DAVE VORLAND: It Occurs To Me — France Will Live Again

Facebook friends know I buy, read and mostly keep a lot of used books. Call it an obsession.

My most recent acquisition is titled “France Will Live Again: The Portrait of a Peaceful Interlude 1919-1939,” by Samuel Chamberlain. It was priced at $3 new in December 1940, a bit less the other day for the frail used copy.

For the modern reader, the book is an interesting leap back in time.

Like Ernest Hemingway, Chamberlain served in the Red Cross ambulance corps during World War I.

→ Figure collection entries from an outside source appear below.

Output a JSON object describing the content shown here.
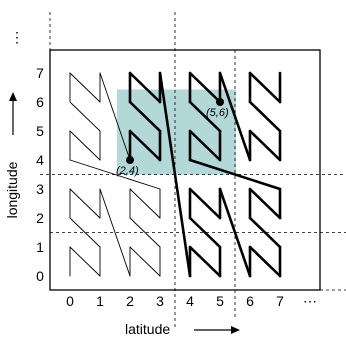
{
  "x_axis": {
    "title": "latitude",
    "ticks": [
      "0",
      "1",
      "2",
      "3",
      "4",
      "5",
      "6",
      "7"
    ],
    "more": "⋯"
  },
  "y_axis": {
    "title": "longitude",
    "ticks": [
      "0",
      "1",
      "2",
      "3",
      "4",
      "5",
      "6",
      "7"
    ],
    "more": "⋮"
  },
  "highlight_region": {
    "x_range": [
      1.5,
      5.5
    ],
    "y_range": [
      3.5,
      6.5
    ],
    "color": "#b2d8d8"
  },
  "points": [
    {
      "label": "(2,4)",
      "x": 2,
      "y": 4
    },
    {
      "label": "(5,6)",
      "x": 5,
      "y": 6
    }
  ],
  "dashed_lines": {
    "vertical": [
      3.5,
      5.5
    ],
    "horizontal": [
      3.5,
      1.5
    ]
  },
  "colors": {
    "highlight": "#b2d8d8",
    "curve": "#000000",
    "frame": "#000000"
  }
}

He decided to remain in France, devoting himself to photographing and drawing French villages, towns and cities, cathedrals and churches, the seashore, bridges, cottages, farms, manors and chateaux.

Eventually, he decided that much of this would be destroyed in the coming war, and therefore documented it in his book. Much of it was.

Some of the sites I’ve seen while visiting France, especially during my and Dorette’s three-month retirement sabbatical on the Riviera in 2010.

We rented an apartment a few miles east of Nice in the town of Menton and used it as home base for our travels. Thus my favorite Chamberlain drawing is the one of Menton, shown above.

At the right, is a photo I took in Menton. Notice that the church steeple is the same, although much of the town has changed during the 70 years since publication of the Chamberlain book.

Menton remains on my list of places to see again.